9 Replies Latest reply on Mar 12, 2009 5:22 PM by ryta1203

    Odd Performance Results

    ryta1203

      Given three simple kernels:

      kernel void foo1(float4 a<>, out float4 f1<>{ f1=a;}

      kernel void foo2(float4 a<>, out float4 f1<>, out float4 f2<>{f1=a;f2=a;}

      kernel void foo3(float4 a<>, out float4 f1<>, out float4 f2<>, out float4 f3<>{f1=a;f2=a;f3=a;}

      Why would foo3 running faster than foo1 and foo2 given small stream sizes: <8,8>, <16,16>, etc...??? This confused me, it doesn't seem to happen at larger stream sizes, say <1024, 1024>.

      I looked at the ISA and it's the same except that foo2 has 1 more bundle than foo1 (all MOV instr) and has burstcount(1) and foo3 has 1 more bundle than foo2 (all MOV instr) and has burstcount(2).

        • Odd Performance Results
          ryta1203

          In case this wasn't clear, foo3 is running FASTER than foo2 and foo3 is running FASTER than foo1, but only for very small stream sizes, for example 1 or 2 wavefronts (This is all I have tested so far).

            • Odd Performance Results
              ryta1203

              I'm going to assume that this is some kind of bug and AMD has no idea why this happens.

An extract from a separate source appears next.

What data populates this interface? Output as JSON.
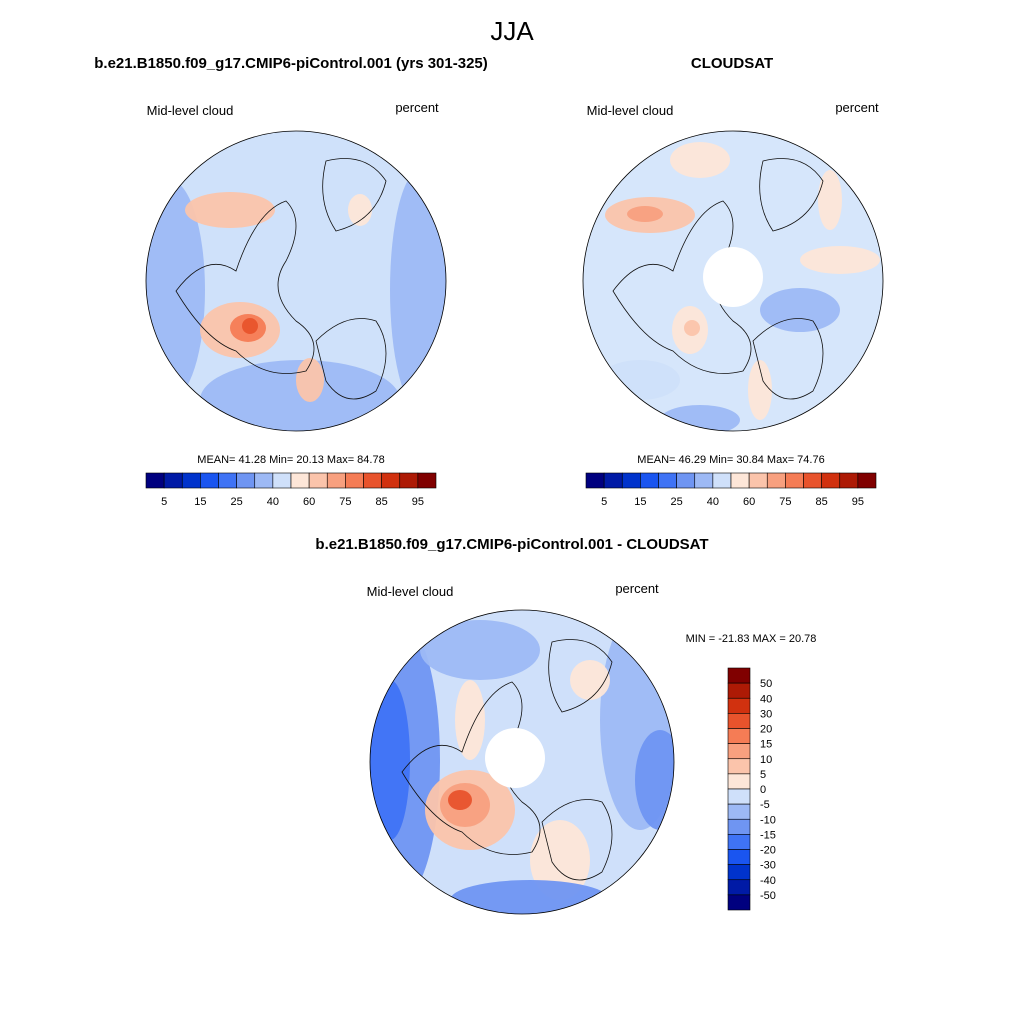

                • Odd Performance Results
                  MicahVillmow

                  Ryta,

                   There are a lot of reasons why the performance can be different and there just is not enough information right now to make a valid judgement on it. When you are dealing with sizes that small, you are not longer hitting the normal bottlenecks on the chips and they require detailed analysis to figure out exactly what is causing the perceived performance differences.

                   

                    • Odd Performance Results
                      ryta1203

                       

                      Originally posted by: MicahVillmow Ryta,

                       There are a lot of reasons why the performance can be different and there just is not enough information right now to make a valid judgement on it. When you are dealing with sizes that small, you are not longer hitting the normal bottlenecks on the chips and they require detailed analysis to figure out exactly what is causing the perceived performance differences.

                       

                       

                      OK. Yeah, it just seems odd that output 2 floats is slower than outputing 3, everything else equal.